Человек в белой рубашке бежал впереди, делая на бегу зигзаги, стараясь вырваться из света мощного фонарного луча. Подкованные каблуки звонко цокали по асфальту. Иван бежал в кроссовках бесшумно и азартно, приближаясь к убегающему все ближе и ближе. Тот задыхался и сдавал. Иван схватил его за плечо и рванул к себе. Незнакомый подросток смотрел испуганно и одновременно нахально.
– Дядь, ты чего? – спросил он и напомнил, оправдываясь: – Городушки же…

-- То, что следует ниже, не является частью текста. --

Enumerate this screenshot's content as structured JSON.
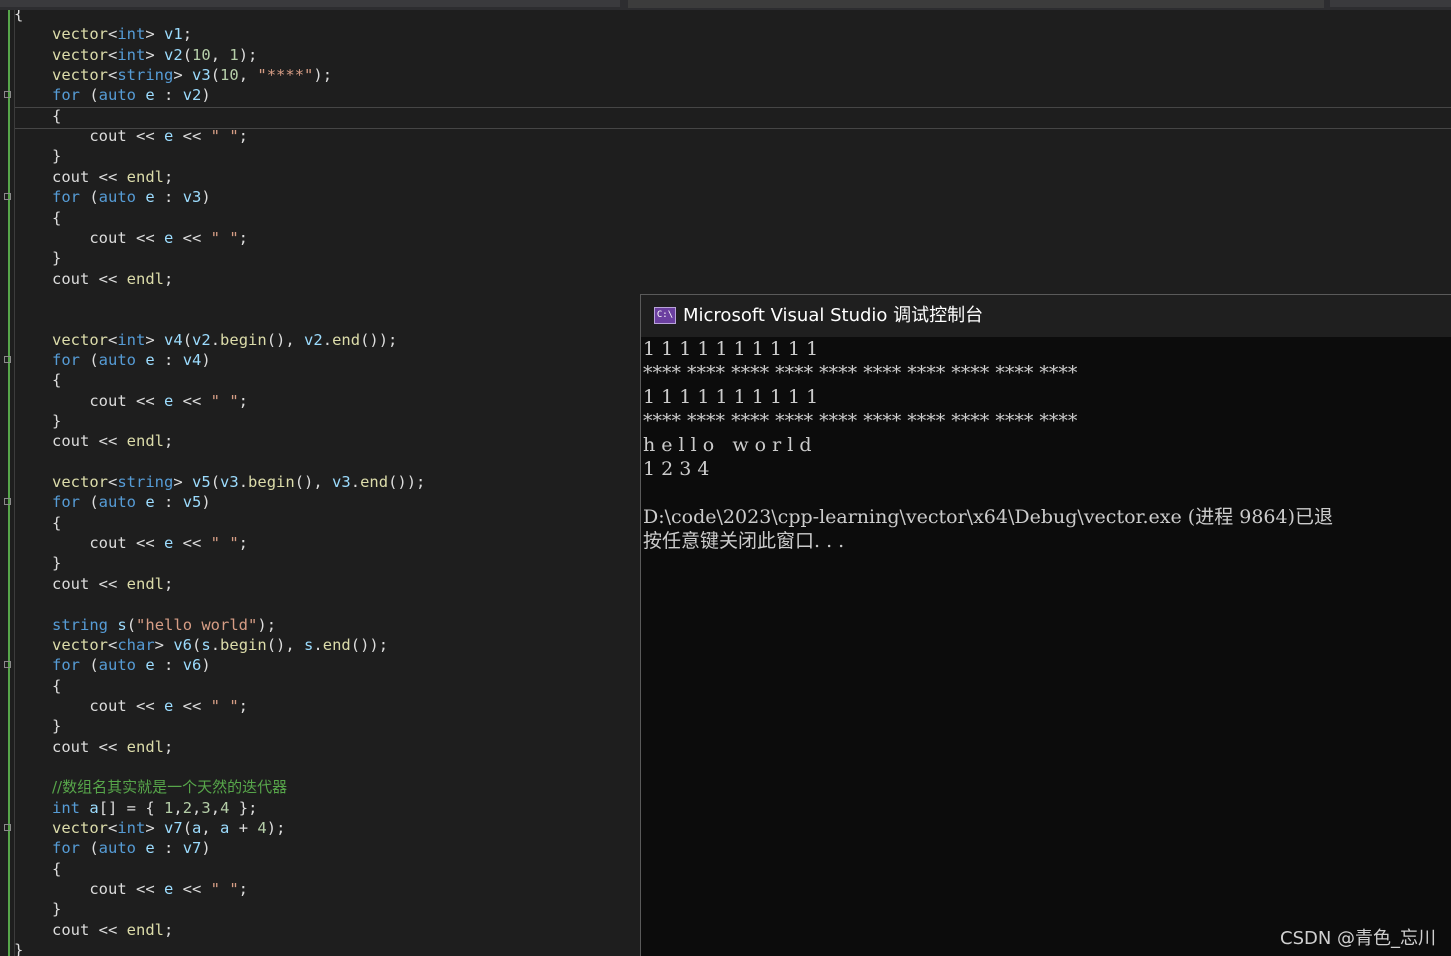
{
  "editor": {
    "lines": [
      {
        "segments": [
          {
            "t": "{",
            "c": ""
          }
        ]
      },
      {
        "segments": [
          {
            "t": "vector",
            "c": "f"
          },
          {
            "t": "<",
            "c": ""
          },
          {
            "t": "int",
            "c": "k"
          },
          {
            "t": "> ",
            "c": ""
          },
          {
            "t": "v1",
            "c": "v"
          },
          {
            "t": ";",
            "c": ""
          }
        ]
      },
      {
        "segments": [
          {
            "t": "vector",
            "c": "f"
          },
          {
            "t": "<",
            "c": ""
          },
          {
            "t": "int",
            "c": "k"
          },
          {
            "t": "> ",
            "c": ""
          },
          {
            "t": "v2",
            "c": "v"
          },
          {
            "t": "(",
            "c": ""
          },
          {
            "t": "10",
            "c": "n"
          },
          {
            "t": ", ",
            "c": ""
          },
          {
            "t": "1",
            "c": "n"
          },
          {
            "t": ");",
            "c": ""
          }
        ]
      },
      {
        "segments": [
          {
            "t": "vector",
            "c": "f"
          },
          {
            "t": "<",
            "c": ""
          },
          {
            "t": "string",
            "c": "k"
          },
          {
            "t": "> ",
            "c": ""
          },
          {
            "t": "v3",
            "c": "v"
          },
          {
            "t": "(",
            "c": ""
          },
          {
            "t": "10",
            "c": "n"
          },
          {
            "t": ", ",
            "c": ""
          },
          {
            "t": "\"****\"",
            "c": "s"
          },
          {
            "t": ");",
            "c": ""
          }
        ]
      },
      {
        "segments": [
          {
            "t": "for",
            "c": "k"
          },
          {
            "t": " (",
            "c": ""
          },
          {
            "t": "auto",
            "c": "k"
          },
          {
            "t": " ",
            "c": ""
          },
          {
            "t": "e",
            "c": "v"
          },
          {
            "t": " : ",
            "c": ""
          },
          {
            "t": "v2",
            "c": "v"
          },
          {
            "t": ")",
            "c": ""
          }
        ]
      },
      {
        "segments": [
          {
            "t": "{",
            "c": ""
          }
        ]
      },
      {
        "segments": [
          {
            "t": "    cout << ",
            "c": ""
          },
          {
            "t": "e",
            "c": "v"
          },
          {
            "t": " << ",
            "c": ""
          },
          {
            "t": "\" \"",
            "c": "s"
          },
          {
            "t": ";",
            "c": ""
          }
        ]
      },
      {
        "segments": [
          {
            "t": "}",
            "c": ""
          }
        ]
      },
      {
        "segments": [
          {
            "t": "cout << ",
            "c": ""
          },
          {
            "t": "endl",
            "c": "f"
          },
          {
            "t": ";",
            "c": ""
          }
        ]
      },
      {
        "segments": [
          {
            "t": "for",
            "c": "k"
          },
          {
            "t": " (",
            "c": ""
          },
          {
            "t": "auto",
            "c": "k"
          },
          {
            "t": " ",
            "c": ""
          },
          {
            "t": "e",
            "c": "v"
          },
          {
            "t": " : ",
            "c": ""
          },
          {
            "t": "v3",
            "c": "v"
          },
          {
            "t": ")",
            "c": ""
          }
        ]
      },
      {
        "segments": [
          {
            "t": "{",
            "c": ""
          }
        ]
      },
      {
        "segments": [
          {
            "t": "    cout << ",
            "c": ""
          },
          {
            "t": "e",
            "c": "v"
          },
          {
            "t": " << ",
            "c": ""
          },
          {
            "t": "\" \"",
            "c": "s"
          },
          {
            "t": ";",
            "c": ""
          }
        ]
      },
      {
        "segments": [
          {
            "t": "}",
            "c": ""
          }
        ]
      },
      {
        "segments": [
          {
            "t": "cout << ",
            "c": ""
          },
          {
            "t": "endl",
            "c": "f"
          },
          {
            "t": ";",
            "c": ""
          }
        ]
      },
      {
        "segments": []
      },
      {
        "segments": []
      },
      {
        "segments": [
          {
            "t": "vector",
            "c": "f"
          },
          {
            "t": "<",
            "c": ""
          },
          {
            "t": "int",
            "c": "k"
          },
          {
            "t": "> ",
            "c": ""
          },
          {
            "t": "v4",
            "c": "v"
          },
          {
            "t": "(",
            "c": ""
          },
          {
            "t": "v2",
            "c": "v"
          },
          {
            "t": ".",
            "c": ""
          },
          {
            "t": "begin",
            "c": "f"
          },
          {
            "t": "(), ",
            "c": ""
          },
          {
            "t": "v2",
            "c": "v"
          },
          {
            "t": ".",
            "c": ""
          },
          {
            "t": "end",
            "c": "f"
          },
          {
            "t": "());",
            "c": ""
          }
        ]
      },
      {
        "segments": [
          {
            "t": "for",
            "c": "k"
          },
          {
            "t": " (",
            "c": ""
          },
          {
            "t": "auto",
            "c": "k"
          },
          {
            "t": " ",
            "c": ""
          },
          {
            "t": "e",
            "c": "v"
          },
          {
            "t": " : ",
            "c": ""
          },
          {
            "t": "v4",
            "c": "v"
          },
          {
            "t": ")",
            "c": ""
          }
        ]
      },
      {
        "segments": [
          {
            "t": "{",
            "c": ""
          }
        ]
      },
      {
        "segments": [
          {
            "t": "    cout << ",
            "c": ""
          },
          {
            "t": "e",
            "c": "v"
          },
          {
            "t": " << ",
            "c": ""
          },
          {
            "t": "\" \"",
            "c": "s"
          },
          {
            "t": ";",
            "c": ""
          }
        ]
      },
      {
        "segments": [
          {
            "t": "}",
            "c": ""
          }
        ]
      },
      {
        "segments": [
          {
            "t": "cout << ",
            "c": ""
          },
          {
            "t": "endl",
            "c": "f"
          },
          {
            "t": ";",
            "c": ""
          }
        ]
      },
      {
        "segments": []
      },
      {
        "segments": [
          {
            "t": "vector",
            "c": "f"
          },
          {
            "t": "<",
            "c": ""
          },
          {
            "t": "string",
            "c": "k"
          },
          {
            "t": "> ",
            "c": ""
          },
          {
            "t": "v5",
            "c": "v"
          },
          {
            "t": "(",
            "c": ""
          },
          {
            "t": "v3",
            "c": "v"
          },
          {
            "t": ".",
            "c": ""
          },
          {
            "t": "begin",
            "c": "f"
          },
          {
            "t": "(), ",
            "c": ""
          },
          {
            "t": "v3",
            "c": "v"
          },
          {
            "t": ".",
            "c": ""
          },
          {
            "t": "end",
            "c": "f"
          },
          {
            "t": "());",
            "c": ""
          }
        ]
      },
      {
        "segments": [
          {
            "t": "for",
            "c": "k"
          },
          {
            "t": " (",
            "c": ""
          },
          {
            "t": "auto",
            "c": "k"
          },
          {
            "t": " ",
            "c": ""
          },
          {
            "t": "e",
            "c": "v"
          },
          {
            "t": " : ",
            "c": ""
          },
          {
            "t": "v5",
            "c": "v"
          },
          {
            "t": ")",
            "c": ""
          }
        ]
      },
      {
        "segments": [
          {
            "t": "{",
            "c": ""
          }
        ]
      },
      {
        "segments": [
          {
            "t": "    cout << ",
            "c": ""
          },
          {
            "t": "e",
            "c": "v"
          },
          {
            "t": " << ",
            "c": ""
          },
          {
            "t": "\" \"",
            "c": "s"
          },
          {
            "t": ";",
            "c": ""
          }
        ]
      },
      {
        "segments": [
          {
            "t": "}",
            "c": ""
          }
        ]
      },
      {
        "segments": [
          {
            "t": "cout << ",
            "c": ""
          },
          {
            "t": "endl",
            "c": "f"
          },
          {
            "t": ";",
            "c": ""
          }
        ]
      },
      {
        "segments": []
      },
      {
        "segments": [
          {
            "t": "string",
            "c": "k"
          },
          {
            "t": " ",
            "c": ""
          },
          {
            "t": "s",
            "c": "v"
          },
          {
            "t": "(",
            "c": ""
          },
          {
            "t": "\"hello world\"",
            "c": "s"
          },
          {
            "t": ");",
            "c": ""
          }
        ]
      },
      {
        "segments": [
          {
            "t": "vector",
            "c": "f"
          },
          {
            "t": "<",
            "c": ""
          },
          {
            "t": "char",
            "c": "k"
          },
          {
            "t": "> ",
            "c": ""
          },
          {
            "t": "v6",
            "c": "v"
          },
          {
            "t": "(",
            "c": ""
          },
          {
            "t": "s",
            "c": "v"
          },
          {
            "t": ".",
            "c": ""
          },
          {
            "t": "begin",
            "c": "f"
          },
          {
            "t": "(), ",
            "c": ""
          },
          {
            "t": "s",
            "c": "v"
          },
          {
            "t": ".",
            "c": ""
          },
          {
            "t": "end",
            "c": "f"
          },
          {
            "t": "());",
            "c": ""
          }
        ]
      },
      {
        "segments": [
          {
            "t": "for",
            "c": "k"
          },
          {
            "t": " (",
            "c": ""
          },
          {
            "t": "auto",
            "c": "k"
          },
          {
            "t": " ",
            "c": ""
          },
          {
            "t": "e",
            "c": "v"
          },
          {
            "t": " : ",
            "c": ""
          },
          {
            "t": "v6",
            "c": "v"
          },
          {
            "t": ")",
            "c": ""
          }
        ]
      },
      {
        "segments": [
          {
            "t": "{",
            "c": ""
          }
        ]
      },
      {
        "segments": [
          {
            "t": "    cout << ",
            "c": ""
          },
          {
            "t": "e",
            "c": "v"
          },
          {
            "t": " << ",
            "c": ""
          },
          {
            "t": "\" \"",
            "c": "s"
          },
          {
            "t": ";",
            "c": ""
          }
        ]
      },
      {
        "segments": [
          {
            "t": "}",
            "c": ""
          }
        ]
      },
      {
        "segments": [
          {
            "t": "cout << ",
            "c": ""
          },
          {
            "t": "endl",
            "c": "f"
          },
          {
            "t": ";",
            "c": ""
          }
        ]
      },
      {
        "segments": []
      },
      {
        "segments": [
          {
            "t": "//数组名其实就是一个天然的迭代器",
            "c": "c"
          }
        ]
      },
      {
        "segments": [
          {
            "t": "int",
            "c": "k"
          },
          {
            "t": " ",
            "c": ""
          },
          {
            "t": "a",
            "c": "v"
          },
          {
            "t": "[] = { ",
            "c": ""
          },
          {
            "t": "1",
            "c": "n"
          },
          {
            "t": ",",
            "c": ""
          },
          {
            "t": "2",
            "c": "n"
          },
          {
            "t": ",",
            "c": ""
          },
          {
            "t": "3",
            "c": "n"
          },
          {
            "t": ",",
            "c": ""
          },
          {
            "t": "4",
            "c": "n"
          },
          {
            "t": " };",
            "c": ""
          }
        ]
      },
      {
        "segments": [
          {
            "t": "vector",
            "c": "f"
          },
          {
            "t": "<",
            "c": ""
          },
          {
            "t": "int",
            "c": "k"
          },
          {
            "t": "> ",
            "c": ""
          },
          {
            "t": "v7",
            "c": "v"
          },
          {
            "t": "(",
            "c": ""
          },
          {
            "t": "a",
            "c": "v"
          },
          {
            "t": ", ",
            "c": ""
          },
          {
            "t": "a",
            "c": "v"
          },
          {
            "t": " + ",
            "c": ""
          },
          {
            "t": "4",
            "c": "n"
          },
          {
            "t": ");",
            "c": ""
          }
        ]
      },
      {
        "segments": [
          {
            "t": "for",
            "c": "k"
          },
          {
            "t": " (",
            "c": ""
          },
          {
            "t": "auto",
            "c": "k"
          },
          {
            "t": " ",
            "c": ""
          },
          {
            "t": "e",
            "c": "v"
          },
          {
            "t": " : ",
            "c": ""
          },
          {
            "t": "v7",
            "c": "v"
          },
          {
            "t": ")",
            "c": ""
          }
        ]
      },
      {
        "segments": [
          {
            "t": "{",
            "c": ""
          }
        ]
      },
      {
        "segments": [
          {
            "t": "    cout << ",
            "c": ""
          },
          {
            "t": "e",
            "c": "v"
          },
          {
            "t": " << ",
            "c": ""
          },
          {
            "t": "\" \"",
            "c": "s"
          },
          {
            "t": ";",
            "c": ""
          }
        ]
      },
      {
        "segments": [
          {
            "t": "}",
            "c": ""
          }
        ]
      },
      {
        "segments": [
          {
            "t": "cout << ",
            "c": ""
          },
          {
            "t": "endl",
            "c": "f"
          },
          {
            "t": ";",
            "c": ""
          }
        ]
      },
      {
        "segments": [
          {
            "t": "}",
            "c": ""
          }
        ]
      }
    ]
  },
  "console": {
    "icon_label": "C:\\",
    "title": "Microsoft Visual Studio 调试控制台",
    "output": [
      "1 1 1 1 1 1 1 1 1 1",
      "**** **** **** **** **** **** **** **** **** ****",
      "1 1 1 1 1 1 1 1 1 1",
      "**** **** **** **** **** **** **** **** **** ****",
      "h e l l o   w o r l d",
      "1 2 3 4",
      "",
      "D:\\code\\2023\\cpp-learning\\vector\\x64\\Debug\\vector.exe (进程 9864)已退",
      "按任意键关闭此窗口. . ."
    ]
  },
  "watermark": "CSDN @青色_忘川"
}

Иван усмехнулся и разжал руку.
– А у него в комнате телевизор стоит, привез с собой, сам на кнопочки жмет, а сам в телевизор этот смотрит, – сообщила тетя Пава.
– Это не телевизор, – поморщился Альберт и важно прибавил: – Это ЭВМ – электронно-вычислительная машина.
– А-а, – понимающе закивала тетя Пава. – Считает?
– Считает, – согласился Альберт.
– Считает… Американец… – задумчиво прошептала тетя Пава.
Город был погружен в темноту, но не спал. Где-то кто-то засвистел, следом раздался жуткий крик и сатанинский дурацкий смех…
Железная автобусная остановка была поставлена на попа.
На телеграфном столбе болталось огородное чучело.
Человеку со штурвалом на большом монументальном плакате были пририсованы усы-пики и другие атрибуты мужской доблести.
Впереди темнел забор, за ним возвышались фабричные корпуса. У проходной сидели на ящиках двое, курили и разговаривали. Один держал между ног ружье.
Иван остановился и, оставаясь невидимым, слушал.
– Не, раньше войны другие были – правильные, честные… Раньше если война, так наш князь с ихним ханом, например, выходит один на один. Они выходят, а народ стоит: там ихний, тут наш. Бьются, бьются! Кто победил – того и взяла. А народ-то целый остался! Князя-то нового выбрать можно, зато народ цел! А теперь все наоборот. Сами сидят там, а людей своих изводят. Ну, вот хоть в ту войну – разве не так было? Их оттуда Гитлер гнал, нас отсюда Сталин. Так же? А если по-правильному, как надо, так пусть бы вышли да морды друг дружке квасили! А мы бы поглядели! Так же?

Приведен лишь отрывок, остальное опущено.